The following family of Runge–Kutta methods is given: $$y_{j+1}=y_j+\frac{h}{2 \alpha}f(t_j, y_j) + h(1- \frac{1}{2 \alpha})f(t_j + \alpha h, y_j + \alpha h f(t_j, y_j))$$
We're asked to find all values of $\alpha$ such that the order of consistency $p$ is 2. For that, with $p=2$, we need to check that
$$\tau_{j+1}= (\dot{y}(t_j)- \Phi(t_j, y(t_j), 0)) + \frac{h}{2}(\ddot{y}(t_j)-2 \dot{\Phi}(t_j, y(t_j), 0)) + O(h^{p=2})\overset{!}{=} O(h^{p=2}) $$ or
$$ (\dot{y}(t_j)- \Phi(t_j, y(t_j), 0)) + \frac{h}{2}(\ddot{y}(t_j)-2 \dot{\Phi}(t_j, y(t_j), 0)) \overset{!}{=} 0$$
(we would go higher if $p > 2$).
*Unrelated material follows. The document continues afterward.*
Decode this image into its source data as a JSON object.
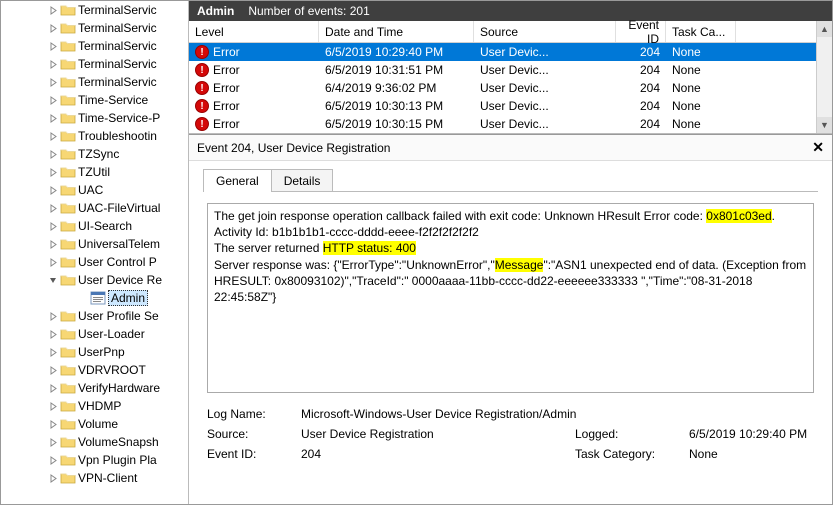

In our case, to hold, we need $\dot{y}(t_j)= \Phi(t_j, y(t_j), 0)$ and $\ddot{y}(t_j)= 2 \dot{\Phi}(t_j, y(t_j), 0)$
Best Answer
Assuming that $y(x)$ is an exact solution of $y'(x)=f(x,y(x))$, you have that \begin{align} y(x)+αy'(x)h&=y(x+αh)+O(h^2) \\[1em] y(x)+\beta y'(x)h&+(1-β)f(x+αh, y(x+αh)+O(h^2))h \\ &=y(x)+\beta y'(x)h+(1-β)y'(x+αh)h+O(h^3) \\ &=y(x)+y'(x)h+α(1-β)y''(x)h^2+O(h^3) \end{align} so that you get an order 2 method if and only if $α(1-β)=\frac12$. This means that you have the coefficients of the outer convex combination of the $k_1,k_2$ in the wrong order, which only is not relevant in the symmetric case $β=\frac12\implies α=1$.